唐洲乐在陈亦可家一直赖到吃完晚饭才走,要不是明早必须得去接小侄女,她现在可能都已经赖在陈亦可的床上了。

    走之前,唐洲乐很认真地嘱咐陈亦可,“晚上一定要早点休息,明天我接到小侄女后来接你的时候,希望看到一个活在人间的陈亦可小姐。”

    当房子里只剩下一个人的时候,就会显得有点空寂。

    陈亦可安静地收拾完客厅,关掉电视,抱起沙发上的玩偶回了卧室,把小桌子搬上来放电脑,窝在床上,正准备接着做教案。

    这时候沈麋的消息就显得恰到好处。

    买小米吗:现在可以方便语音吗?

    实际上沈麋足足看了好几遍实验笔记,又在房间里来回踱步了好几圈,才鼓起了勇气发这个消息,这会整个人都是僵直的。

    谁想到陈亦可连消息都没回,直接打来语音。

    沈麋被吓了一跳,差点连人带手机摔下椅子,指腹也不知道什么时候沾了手心的冷汗,点了好几下都没接通。

    等到终于接通,一时之间,语音只余下两人的呼吸声,这次没有他人的打扰杂音,是第一次完完全全只属于两人之间的语音。

    捂住咚咚直跳的心口,捏紧衣料,沈麋鼓足了气先开口:“陈陈?”

    “哎。”

    陈亦可其实也有些莫名的紧张,连忙咽了几口口水,在心里笑自己多大的人了,竟然还会因为和一个小孩打语音而紧张,斟酌了几下话语:“小米,你复习得怎么样了?”

    一瞬间无数的生物电流从大脑皮层流过,阵阵酥麻感席卷了全身。沈麋急忙用温凉的掌心捂住戴着耳机的耳朵,意图缓解这种症状。

    “看了几遍笔记,应该没问题的。”相比较之前回弟弟的两个字,面对关心的陈亦可,沈麋绞尽脑汁地没话找话,叭叭地将实验的基本程序和要求统统背了一遍,就算是京大面试都没能让沈麋如此紧张过,一直等到对面传来一声轻笑,才放松下来,轻轻地吐出了一口气。
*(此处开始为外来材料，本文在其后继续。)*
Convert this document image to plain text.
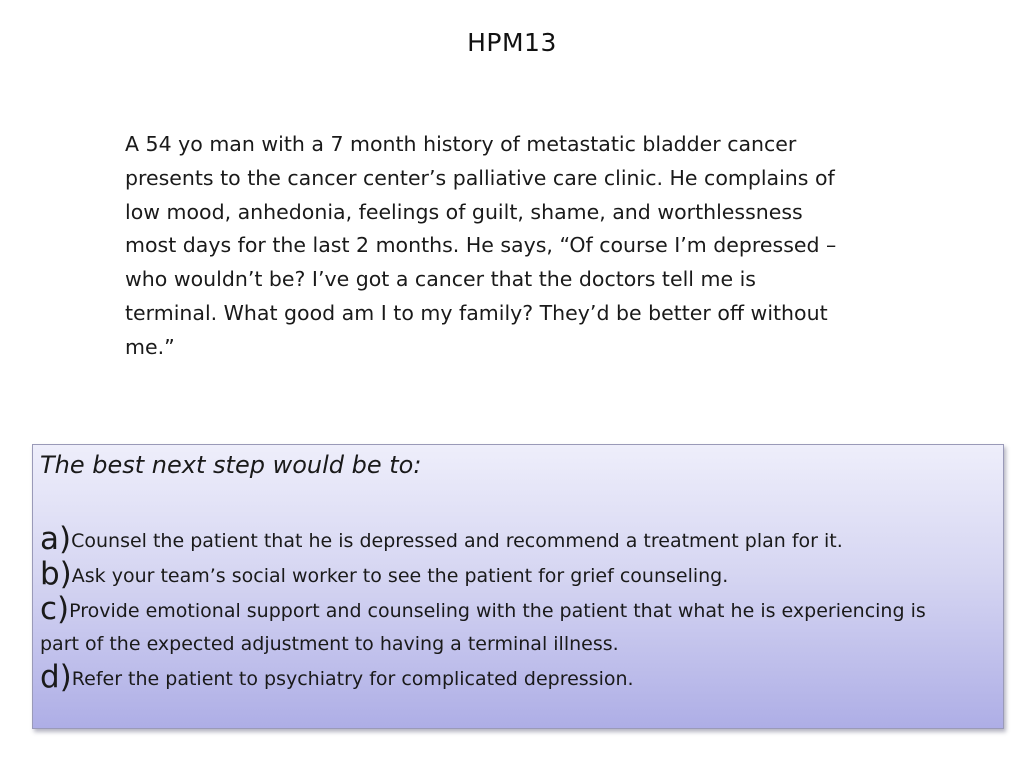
HPM13
A 54 yo man with a 7 month history of metastatic bladder cancer
presents to the cancer center’s palliative care clinic. He complains of
low mood, anhedonia, feelings of guilt, shame, and worthlessness
most days for the last 2 months. He says, “Of course I’m depressed –
who wouldn’t be? I’ve got a cancer that the doctors tell me is
terminal. What good am I to my family? They’d be better off without
me.”
The best next step would be to:

a)Counsel the patient that he is depressed and recommend a treatment plan for it.

b)Ask your team’s social worker to see the patient for grief counseling.

c)Provide emotional support and counseling with the patient that what he is experiencing is part of the expected adjustment to having a terminal illness.

d)Refer the patient to psychiatry for complicated depression.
    “听起来就像天书一样。”陈亦可有些无奈地托了托腮,软乎乎地抱怨道,“这些你都是怎么记下来的啊,到时候还要实际操作呢。”

    沈麋不自觉地抿嘴笑了笑,“我在实验室把每项实验都做了好几遍,已经形成了肌肉记忆。”

    “好棒!”陈亦可不吝啬地夸奖了一句,自黑|道,“不像我,早就把知识通通都还给物理老师了。”

    “不啊,我也就物理这科有点小天赋,之后还要麻烦姐姐给我做英语老师。”沈麋泰然自若地撒了个无伤大雅的小谎,“到时候姐姐可不要嫌弃我笨。”

    “哪有妈妈会嫌弃女儿笨的。”

    最初的尴尬与生疏在一句句趋于日常的对话中逐渐消散,两人也不再紧张地捧着手机斟酌话语,而是能够自在地将其放在手边一边时不时地闲聊几句一边做自己的事。

    这种相处模式其实很舒服。

    对陈亦可这种不喜欢孤单的人来说,有人陪着,句句有回应,已经够好了。

    “你下午和阿乐看的什么电影?”

    “唔,《触不可及》。一部关于思维方式与价值观都大相径庭的两个人最后成为挚友的故事。大概内容就是黑人管家和瘫痪白人之间的相互救赎,可能因为主演一黑一白,我总感觉这部电影还带了一点对种族歧视的抨击,不是很明显。”